Who were the Labour Corps?

 
 
 
 
 
 
Image: Collection of John Sheen author of histories of the Northumberland Fusiliers and Durham Light Infantry.
 The Labour Corps supplied the army with weapons and ammunition, food and fodder, water and fuel. They built and maintained roads and railways. They were essential to the war effort.
British and Allied Forces struggled to cope with the demand for manpower after the huge losses of men during the Battle of the Somme in 1916. From January 1917, manpower was drawn from the UK, China, India, South Africa, Egypt, Canada, the Caribbean and many other places within the British Empire.
Tens of thousands travelled thousands of miles to defend freedom and although they rarely saw service in the frontline, many died or were seriously injured. Today their contributions and sacrifice are all but forgotten. They are The Unremembered.
Events:
We are working engaging with freelancers and volunteers to deliver a series of history and resource led activities which focus on the art of making articulated paper puppets (a common past time a centenary ago) with community groups and families.
These puppets are a mixture of pre-printed on cardboard outline templates which can then be designed, created and compiled by participants and for those with dexterity issues or the very young, pre-designed printed templates which can be assembled with support and displayed.  We will use fabric scraps, wrapping paper and wall paper to create overlaid uniforms for these puppets and to bring them to life.
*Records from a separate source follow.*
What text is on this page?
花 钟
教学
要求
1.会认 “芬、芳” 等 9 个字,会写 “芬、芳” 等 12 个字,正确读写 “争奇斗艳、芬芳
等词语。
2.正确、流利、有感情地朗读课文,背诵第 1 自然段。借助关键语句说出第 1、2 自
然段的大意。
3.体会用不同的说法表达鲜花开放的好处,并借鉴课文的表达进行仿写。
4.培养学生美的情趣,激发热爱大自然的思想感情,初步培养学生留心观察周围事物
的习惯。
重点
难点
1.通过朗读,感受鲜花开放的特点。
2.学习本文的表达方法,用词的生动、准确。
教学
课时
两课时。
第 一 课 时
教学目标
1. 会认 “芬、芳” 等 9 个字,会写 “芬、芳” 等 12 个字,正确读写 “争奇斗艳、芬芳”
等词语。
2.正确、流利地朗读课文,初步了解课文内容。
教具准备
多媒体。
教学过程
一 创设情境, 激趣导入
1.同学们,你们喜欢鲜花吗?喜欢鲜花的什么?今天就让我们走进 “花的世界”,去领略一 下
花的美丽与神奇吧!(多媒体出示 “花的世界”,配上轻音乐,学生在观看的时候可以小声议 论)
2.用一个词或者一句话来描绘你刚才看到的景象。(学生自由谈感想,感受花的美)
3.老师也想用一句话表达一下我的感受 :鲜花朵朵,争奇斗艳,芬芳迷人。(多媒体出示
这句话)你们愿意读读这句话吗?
We will also create activities to create dressing paper dolls, so creating the one dimensional paper dolls through templates which are cut out and then one dimensional clothing made relevant to our theme which can then be folded over the puppet body. These dolls were popular during WWI and were still printed then despite paper shortages.
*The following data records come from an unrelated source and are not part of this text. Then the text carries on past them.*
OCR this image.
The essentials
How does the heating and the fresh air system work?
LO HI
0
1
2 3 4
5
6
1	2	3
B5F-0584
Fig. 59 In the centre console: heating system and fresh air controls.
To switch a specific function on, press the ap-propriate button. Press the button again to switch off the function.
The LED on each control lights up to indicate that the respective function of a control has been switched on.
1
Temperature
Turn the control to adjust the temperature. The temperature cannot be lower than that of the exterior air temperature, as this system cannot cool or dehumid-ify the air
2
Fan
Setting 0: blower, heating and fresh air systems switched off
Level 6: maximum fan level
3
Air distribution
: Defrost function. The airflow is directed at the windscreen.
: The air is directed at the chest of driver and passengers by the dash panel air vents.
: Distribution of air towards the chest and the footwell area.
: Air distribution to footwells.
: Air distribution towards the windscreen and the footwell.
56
Both these forms of puppet making are ideal for classroom and community projects because they are made with everyday craft supplies and reused materials.
The puppet theme for this project is two-fold – one that it is an engaging and accessible way to teach young people and community groups who are unaware of this lost period of history about the Labour Corps, and secondly that the puppets can be seen as a metaphor for the role of the Labour Corps in terms of having no control over their work or location, that they were moved around like mules and essentially treated as such too. This will be a way to valorise those men and celebrate their role.
This will help to remember some of the soldiers who served with the Labour Corps and their link with Sussex and draw this forgotten history into the light.